Kate Taylor

Meet Acting Commander Kate Taylor. This year marks her 30th year of policing.

Prior to joining the WA Police Force, she was a student enjoying a long summer break prior to a new university year commencing and working part time at Crown Casino. It was during that break that she decided that she might want to change career paths from becoming a Japanese interpreter.

“In my younger years, I had a tendency to go against the norm, whether that be conforming to latest fashion or hairstyles, and was somewhat defiantly attracted to the fact that policing was not a traditional career pathway for a woman. The fact that my older brothers laughed fired me up! But mostly I wanted to do something that touched people’s lives, something that changed their direction in a positive way.” 

Kate started her career in 1987 in general duties policing both metropolitan and regional WA, Child Abuse Unit, and metropolitan detectives. “I have some great memories from relieving at Marble Bar Police Station (once I found out where and what Marble Bar actually was). As a young 22 year old woman, and used to the creature comforts of a cosy home, being sent to this remote town was definitely a shock to the system. But once I settled in to the Ironclad Hotel and made friends with the local folk, it was such a positive challenge and I loved the experience.”

Her current role as Acting Commander of Intelligence and Deployment involves the coordination of intelligence resources across two divisions, management of very high risk resources, identifying and implementing strategies to address intelligence gaps, mentoring and coaching. This year, Kate is currently on the WA Police Force committee for both 100 Years of Women in Policing and the Australasian Council of Women and Policing.

Although policing is a great job, it can have its challenging aspects. “Balancing resources, managing time, managing expectations internally and externally, upwards and downwards… maintaining a healthy work life balance. Having three children and a partner in the job, who also works shift work and long hours, has meant this balance has always been a challenge.”

“One of my strongest memories stems from what I would class as one of the most rewarding parts of my career - investigating sex crimes over a number of years. It was without a doubt one of the most emotionally draining periods of my career but also one of the most rewarding experiences as a police officer and a time of so much personal growth.”

“I remember one investigation which involved a particularly horrific and brutal sexual assault. I spent days with the victim. I cried with her and her family, I questioned if I even had the strength to get through it myself, let alone put on a brave face and support them all. It was really difficult but it was, after all, my job and it wasn’t like I was a novice at dealing with these types of offences. At the end of each long day, I went home and recharged with my young family, hugged my three little kids and got up and went back to work the next day and the next. When the offender was sentenced to a very long jail term, I cried with the family all over again.”

“The rewards are immense when you see that look in someone’s eye when they realise you are someone who is going to help them start the journey out of a really bad place. When I get updates every now and again on how they are going, what they are achieving, the joy they now have in their life, I can smile and feel proud of being part of a team which helped to bring someone out of the worst period in their lives, and survive.”
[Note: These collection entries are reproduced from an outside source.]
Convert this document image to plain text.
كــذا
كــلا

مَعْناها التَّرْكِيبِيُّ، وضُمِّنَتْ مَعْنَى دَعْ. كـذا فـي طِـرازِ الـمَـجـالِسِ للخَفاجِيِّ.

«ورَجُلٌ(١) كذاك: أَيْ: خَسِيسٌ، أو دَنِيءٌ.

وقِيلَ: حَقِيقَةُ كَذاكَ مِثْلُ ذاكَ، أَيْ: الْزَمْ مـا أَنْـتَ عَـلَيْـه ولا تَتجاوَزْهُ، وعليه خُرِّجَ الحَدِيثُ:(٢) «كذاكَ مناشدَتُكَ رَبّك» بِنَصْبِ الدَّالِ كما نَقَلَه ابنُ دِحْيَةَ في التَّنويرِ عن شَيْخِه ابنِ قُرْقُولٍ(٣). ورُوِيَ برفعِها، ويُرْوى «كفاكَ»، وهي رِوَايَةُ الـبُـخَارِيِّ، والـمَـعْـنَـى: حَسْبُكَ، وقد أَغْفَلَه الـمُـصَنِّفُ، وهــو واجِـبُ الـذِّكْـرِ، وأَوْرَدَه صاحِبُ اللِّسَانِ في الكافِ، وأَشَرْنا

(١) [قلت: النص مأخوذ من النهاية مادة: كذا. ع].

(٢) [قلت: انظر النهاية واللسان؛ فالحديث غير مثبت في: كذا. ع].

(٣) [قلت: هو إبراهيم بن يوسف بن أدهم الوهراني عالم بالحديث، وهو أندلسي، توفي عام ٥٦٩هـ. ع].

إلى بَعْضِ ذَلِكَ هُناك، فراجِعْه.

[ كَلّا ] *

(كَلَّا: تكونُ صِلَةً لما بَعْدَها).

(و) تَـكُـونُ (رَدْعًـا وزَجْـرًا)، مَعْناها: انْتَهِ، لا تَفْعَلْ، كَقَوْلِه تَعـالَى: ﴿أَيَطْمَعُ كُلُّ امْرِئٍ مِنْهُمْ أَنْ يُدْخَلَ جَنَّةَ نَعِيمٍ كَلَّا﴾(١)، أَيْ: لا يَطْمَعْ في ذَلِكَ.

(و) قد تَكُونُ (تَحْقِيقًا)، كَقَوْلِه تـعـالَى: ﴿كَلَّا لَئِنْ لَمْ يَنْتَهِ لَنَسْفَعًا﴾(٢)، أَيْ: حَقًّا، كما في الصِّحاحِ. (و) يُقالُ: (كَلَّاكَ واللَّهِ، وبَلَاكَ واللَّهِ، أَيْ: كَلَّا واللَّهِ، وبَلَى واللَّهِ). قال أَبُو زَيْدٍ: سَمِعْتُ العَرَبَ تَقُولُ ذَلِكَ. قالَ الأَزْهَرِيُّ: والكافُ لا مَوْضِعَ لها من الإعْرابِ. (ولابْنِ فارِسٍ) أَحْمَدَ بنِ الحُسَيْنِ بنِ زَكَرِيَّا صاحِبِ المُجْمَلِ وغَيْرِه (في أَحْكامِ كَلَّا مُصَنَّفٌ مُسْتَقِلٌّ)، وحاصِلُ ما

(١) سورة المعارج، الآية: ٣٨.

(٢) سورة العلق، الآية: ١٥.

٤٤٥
“My advice to junior officers is give everything a go; don’t be afraid to take something on and take every opportunity to learn and experience. Have a plan, and when everything doesn’t go to plan, refocus and move forward.”

“I am always proud to tell someone that I am part of the WA Police Force because I am proud of what we do, of the difference we make, of the sometimes thankless, unenviable tasks that we do - tasks that it takes unique people to do.”

Acting Commander Kate Taylor is currently Commander of Intelligence and Deployment.

I have great pleasure in providing this profile for Kate Taylor. We spoke at length during the creation of this profile and what will never translate to paper is the passion she brings to her role, the compassion she has for victims she has dealt with or the satisfaction she gets from making a difference to people’s lives. Kate has personally achieved much for women in policing as part of the first ‘job share’ arrangement for women returning from maternity leave to her work in leading covert policing. She has a wry smile when she talks about her past experiences and the memories she has.

It is clear that Kate has grown up in the WA Police Force having joined at a very young age. She has been shaped by her experiences which she relays in a positive light. Kate’s personal values gel very well with those of our agency and her commitment to our community is an obvious driver and no doubt the source of personal satisfaction. We are a richer agency for having strong female leaders like Kate and I believe she is a role model for junior male and female officers who aspire to succeed in their careers.

- Paul Steel APM Assistant Commissioner.